【江元慶專欄】「卡夫卡式」的審判

  • 2020-08-14
  • 江元慶

文/江元慶(文字工作者。司改國是會議委員。2019年吳三連報導文學獎得主。作品《流浪法庭30年》催生「刑事妥速審判法」;《司法太平洋》催生「商業事件審理法」,並設置「商業法院」。)

民國99年6月間,綽號叫「小四」的男子和兩名同夥先偷了一塊車牌,再改掛到另一輛轎車上;隔天,他們開著這輛車到台南縣安定鄉(今台南市安定區)打劫一家超商得逞。12天後,台南警方逮到這夥人。

檢察官起訴時,特別「點名」小四,說他在民國92年間就曾經同樣犯下竊盜、強盜案(台南高分院判決書,93年度少上訴字第476號);檢察官認定他有犯罪習性,要求法官對小四宣告「強制工作」(台南地檢署起訴書,99年度偵字第9476號)。

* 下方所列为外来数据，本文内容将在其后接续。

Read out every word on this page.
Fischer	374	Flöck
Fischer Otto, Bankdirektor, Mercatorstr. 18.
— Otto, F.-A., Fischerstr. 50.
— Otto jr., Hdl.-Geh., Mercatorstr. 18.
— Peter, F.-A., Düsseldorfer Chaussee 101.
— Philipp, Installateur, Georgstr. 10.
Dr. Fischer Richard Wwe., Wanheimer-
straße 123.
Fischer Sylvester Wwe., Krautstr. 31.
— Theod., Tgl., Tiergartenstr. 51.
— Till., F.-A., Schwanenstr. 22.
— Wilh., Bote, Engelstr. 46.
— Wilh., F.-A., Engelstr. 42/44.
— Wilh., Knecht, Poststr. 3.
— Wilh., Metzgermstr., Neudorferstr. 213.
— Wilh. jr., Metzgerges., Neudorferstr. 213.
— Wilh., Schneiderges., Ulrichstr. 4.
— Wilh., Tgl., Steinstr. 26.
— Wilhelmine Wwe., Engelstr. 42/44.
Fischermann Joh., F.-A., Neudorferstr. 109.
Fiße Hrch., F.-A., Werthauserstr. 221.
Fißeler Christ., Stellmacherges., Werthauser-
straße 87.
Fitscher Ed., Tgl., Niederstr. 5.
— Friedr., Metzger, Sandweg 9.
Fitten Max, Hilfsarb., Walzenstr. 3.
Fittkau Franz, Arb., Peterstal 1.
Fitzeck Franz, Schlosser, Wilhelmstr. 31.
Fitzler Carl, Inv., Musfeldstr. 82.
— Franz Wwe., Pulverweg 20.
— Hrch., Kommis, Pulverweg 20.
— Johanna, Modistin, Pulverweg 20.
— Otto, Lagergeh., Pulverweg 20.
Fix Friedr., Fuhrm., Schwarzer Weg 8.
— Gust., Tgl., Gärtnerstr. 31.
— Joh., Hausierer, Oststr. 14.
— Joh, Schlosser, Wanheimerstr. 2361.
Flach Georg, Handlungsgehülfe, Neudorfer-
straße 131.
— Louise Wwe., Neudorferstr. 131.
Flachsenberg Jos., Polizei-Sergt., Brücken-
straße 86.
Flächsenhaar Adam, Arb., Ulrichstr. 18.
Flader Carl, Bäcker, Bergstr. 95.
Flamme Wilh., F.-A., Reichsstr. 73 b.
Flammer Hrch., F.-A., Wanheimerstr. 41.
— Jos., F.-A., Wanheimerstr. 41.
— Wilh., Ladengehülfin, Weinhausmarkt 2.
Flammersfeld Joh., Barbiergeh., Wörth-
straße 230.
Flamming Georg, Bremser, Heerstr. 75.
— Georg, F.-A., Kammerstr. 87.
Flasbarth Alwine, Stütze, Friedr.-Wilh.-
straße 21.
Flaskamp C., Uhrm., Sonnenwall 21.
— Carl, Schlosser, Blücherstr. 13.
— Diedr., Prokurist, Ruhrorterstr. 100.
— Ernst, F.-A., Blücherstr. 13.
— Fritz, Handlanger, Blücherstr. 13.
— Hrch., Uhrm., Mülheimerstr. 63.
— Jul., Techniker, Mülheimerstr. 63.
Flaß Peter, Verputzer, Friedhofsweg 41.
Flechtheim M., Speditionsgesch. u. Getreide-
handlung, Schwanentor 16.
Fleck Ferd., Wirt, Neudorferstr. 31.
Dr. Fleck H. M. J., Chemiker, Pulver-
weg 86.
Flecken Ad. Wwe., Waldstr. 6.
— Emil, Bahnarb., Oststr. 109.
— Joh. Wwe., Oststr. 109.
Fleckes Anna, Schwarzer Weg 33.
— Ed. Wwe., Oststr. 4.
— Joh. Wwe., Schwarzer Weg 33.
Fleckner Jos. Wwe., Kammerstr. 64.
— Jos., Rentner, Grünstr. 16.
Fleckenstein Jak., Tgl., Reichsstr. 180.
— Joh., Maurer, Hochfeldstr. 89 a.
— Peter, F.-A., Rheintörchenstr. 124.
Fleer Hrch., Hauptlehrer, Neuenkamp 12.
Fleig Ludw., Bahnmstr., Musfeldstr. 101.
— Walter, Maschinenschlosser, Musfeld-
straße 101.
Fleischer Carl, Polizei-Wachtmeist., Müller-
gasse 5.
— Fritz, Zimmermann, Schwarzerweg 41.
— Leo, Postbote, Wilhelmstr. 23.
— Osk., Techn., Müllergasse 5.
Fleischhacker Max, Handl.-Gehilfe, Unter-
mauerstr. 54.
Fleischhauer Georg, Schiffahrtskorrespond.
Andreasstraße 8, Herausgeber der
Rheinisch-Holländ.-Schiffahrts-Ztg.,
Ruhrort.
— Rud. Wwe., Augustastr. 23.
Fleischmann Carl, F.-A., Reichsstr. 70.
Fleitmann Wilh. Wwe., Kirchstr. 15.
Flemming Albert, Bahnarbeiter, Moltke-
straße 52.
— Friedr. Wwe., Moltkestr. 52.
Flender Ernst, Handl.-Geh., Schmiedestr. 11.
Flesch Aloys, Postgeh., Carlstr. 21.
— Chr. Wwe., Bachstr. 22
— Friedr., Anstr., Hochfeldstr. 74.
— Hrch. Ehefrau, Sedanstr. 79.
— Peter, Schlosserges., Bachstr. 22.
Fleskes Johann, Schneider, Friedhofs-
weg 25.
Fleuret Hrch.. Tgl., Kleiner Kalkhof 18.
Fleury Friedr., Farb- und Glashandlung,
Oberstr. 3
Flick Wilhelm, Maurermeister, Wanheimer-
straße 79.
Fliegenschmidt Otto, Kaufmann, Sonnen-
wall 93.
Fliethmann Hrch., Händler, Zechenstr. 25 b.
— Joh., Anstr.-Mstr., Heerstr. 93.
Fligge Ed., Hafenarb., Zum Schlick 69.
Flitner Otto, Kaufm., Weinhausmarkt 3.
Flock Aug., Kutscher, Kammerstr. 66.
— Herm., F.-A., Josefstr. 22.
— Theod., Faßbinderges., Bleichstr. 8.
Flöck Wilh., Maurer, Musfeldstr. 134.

在證據歷歷下,小四無從狡賴。民國100年12月,台南高分院認定他構成「累犯」,判處他強盜罪8年6個月、竊盜罪10個月徒刑,兩罪合併應執行九年徒刑。

不過,二審認為小四的前科是在民國92年間觸法,且他出獄將近兩年才又犯下強盜、竊盜這兩案,法官不認為他有犯罪習慣性,沒有宣告強制工作。全案定讞。

小四乖乖去坐牢。他刑滿之日,是民國109年,也就是今年。他的牢,終於快蹲滿了。豈料,就在快要收到刑滿出獄通知之前,他莫名其妙的先收到了一紙最高法院判決書。小四看了內容,傻了!原來,當初法官竟然判錯了。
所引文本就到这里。